Le musée Camille Claudel, ouvert depuis le 26 mars 2017 à Nogent-sur-Seine, ne doit pas laisser surprendre par son intitulé. Cette institution au nom prometteur pour quiconque s’intéresse plus particulièrement à Camille Claudel (1864-1943), ou aux femmes artistes, est avant tout un musée de la sculpture française de 1880 à 1914. Ses collections sont celles de l’ancien musée municipal Dubois-Boucher, du nom des deux sculpteurs Paul Dubois et Alfred Boucher, tous deux originaires de Nogent-sur-Seine, et dont la ville conserve les fonds d’atelier, en plus des nombreuses sculptures de Joseph Marius Ramus. En ce qui concerne Camille Claudel, le musée détient la plus importante collection au monde de ses œuvres et sur deux-cent exposées, quarante-trois sont d’elle, réparties dans sept salles sur quinze.
Si on se plonge seul·e dans l’art de Claudel, on risque d’être livré·e à soi-même, sans textes de salle ni de cartels développés dans une muséographie aux espaces numérotés. Situées à l’étage et au rez-de-chaussée, les salles consacrées à Claudel ont été pensées chronologiquement et débutent par sa formation auprès d’Alfred Boucher, puis dans l’atelier d’Auguste Rodin. Les sculptures de l’élève et du maître sont exposées côte à côte, mettant en évidence la correspondance formelle entre elles, notamment dans le cas de La Jeune fille à la gerbe de Claudel et Galatée de Rodin. Cette simultanéité des recherches est par ailleurs plus amplement expliquée par l’historienne de l’art Anne-Marie Paris et Antoinette Le Normand-Romain, conservatrice générale des musées, dans un documentaire projeté à mi-parcours qui demeure un précieux – et l’unique – outil de médiation pour comprendre la carrière de Claudel.

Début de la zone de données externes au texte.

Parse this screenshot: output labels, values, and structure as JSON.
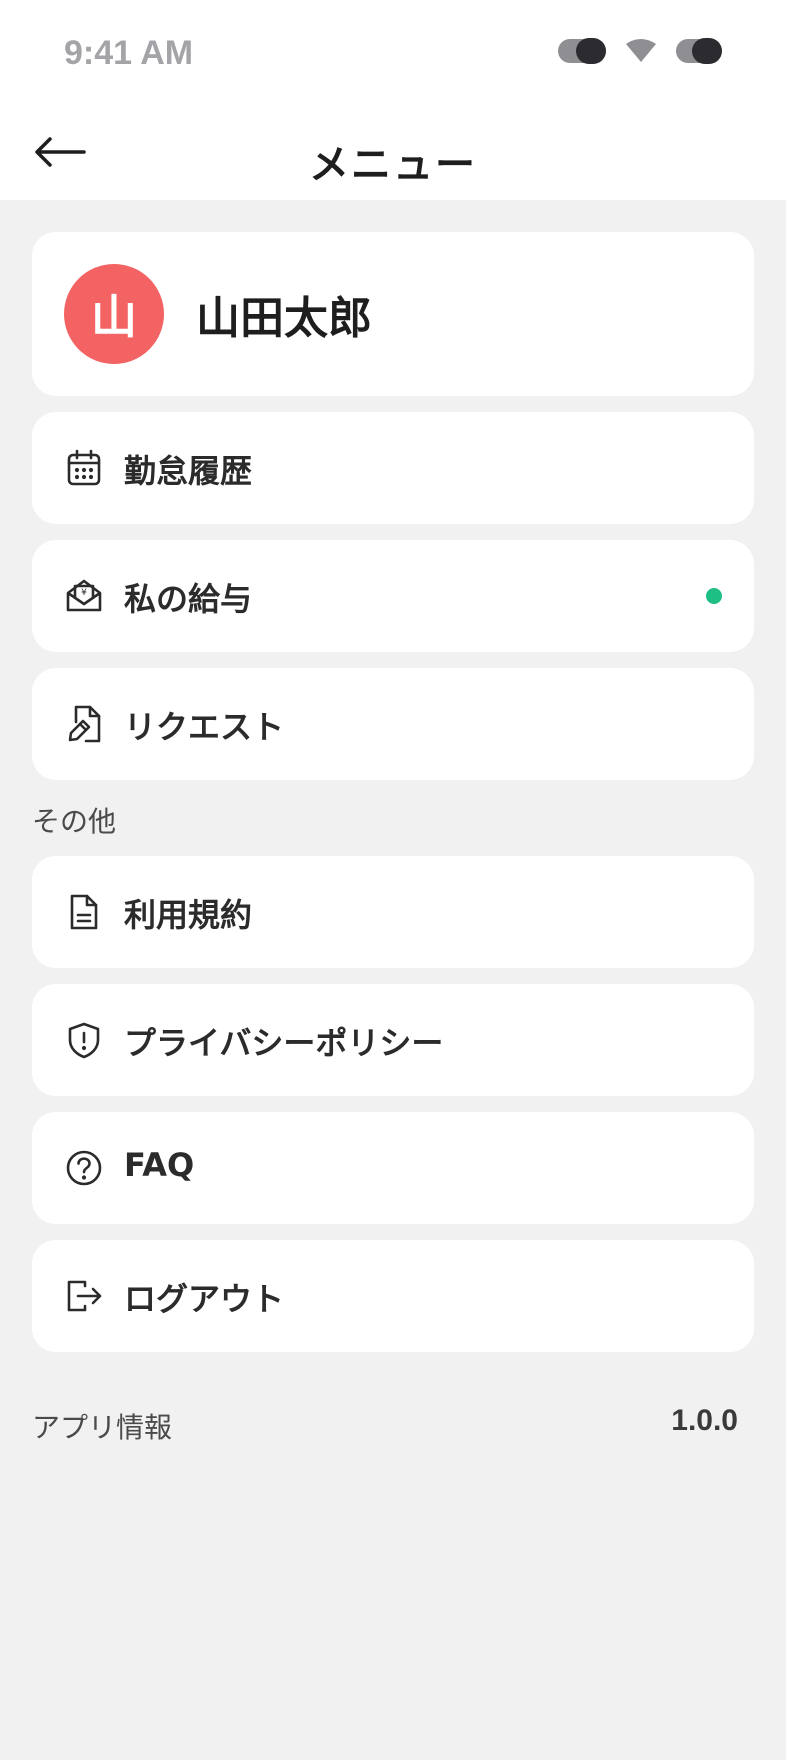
{
  "status_bar": {
    "time": "9:41 AM"
  },
  "header": {
    "title": "メニュー",
    "back_icon": "arrow-left-icon"
  },
  "profile": {
    "avatar_initial": "山",
    "name": "山田太郎",
    "avatar_color": "#f36363"
  },
  "menu": [
    {
      "label": "勤怠履歴",
      "icon": "calendar-icon"
    },
    {
      "label": "私の給与",
      "icon": "payslip-envelope-icon",
      "badge_color": "#1dbf85"
    },
    {
      "label": "リクエスト",
      "icon": "document-edit-icon"
    }
  ],
  "other_section": {
    "title": "その他",
    "items": [
      {
        "label": "利用規約",
        "icon": "document-icon"
      },
      {
        "label": "プライバシーポリシー",
        "icon": "shield-alert-icon"
      },
      {
        "label": "FAQ",
        "icon": "question-circle-icon"
      },
      {
        "label": "ログアウト",
        "icon": "logout-icon"
      }
    ]
  },
  "footer": {
    "label": "アプリ情報",
    "version": "1.0.0"
  }
}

Dans la section « Camille Claudel portraitiste » on retrouve notamment au centre de cette galerie de portraits, l’impressionnante Petite Châtelaine, un dépôt de La Piscine de Roubaix, ainsi que les bustes de Paul Claudel et d’Auguste Rodin. Au rez-de-chaussée, le groupe de L’Âge mûr est exposé dans un parti pris muséographique qui propose une lecture autobiographique de son iconographie, laissant volontairement planer sur l’œuvre l’ombre de la rupture amoureuse des deux artistes, tant le bronze est cerné de sculptures de Rodin pour lesquelles Claudel a prêté ses traits1. La dernière salle « des croquis d’après nature à Persée et la Gorgone » a pour principal intérêt le marbre éponyme, une œuvre dont les dimensions importantes tranchent avec celles des petits bronzes de sa production de la fin des années 1890.
L’absence de documents (graphiques, photographiques, ou épistolaires) de la main de Camille Claudel, ou la concernant directement, désincarne quelque peu un parcours jalonné de citations qui ne sont pas d’elle2 . Ce sont les hommes qui parlent d’elle, à l’instar de Rodin, dont la célèbre formule « Je lui ai montré où trouver de l’or mais l’or qu’elle trouve est bien à elle » est reproduite dès la première salle. Le malentendu ici est avant tout suscité par le nom du musée. Il y a un horizon d’attente, un enthousiasme même, si l’on s’intéresse précisément aux femmes artistes et à la sculptrice, or, partout son nom plane, et pourtant, elle nous échappe. Le musée dans son ensemble n’en est pas moins intéressant, doté ainsi d’une collection dont les amateur·trice·s de sculpture peuvent, à juste titre, se réjouir car l’on y découvre des œuvres de sculpteurs peu connus et des pièces jamais, ou rarement, exposées. Cependant, celles et ceux qui s’attendaient à visiter enfin le premier musée monographique d’une femme artiste en France seront un peu refroidis ; c’est un musée de sculpture avant d’être celui d’une sculptrice.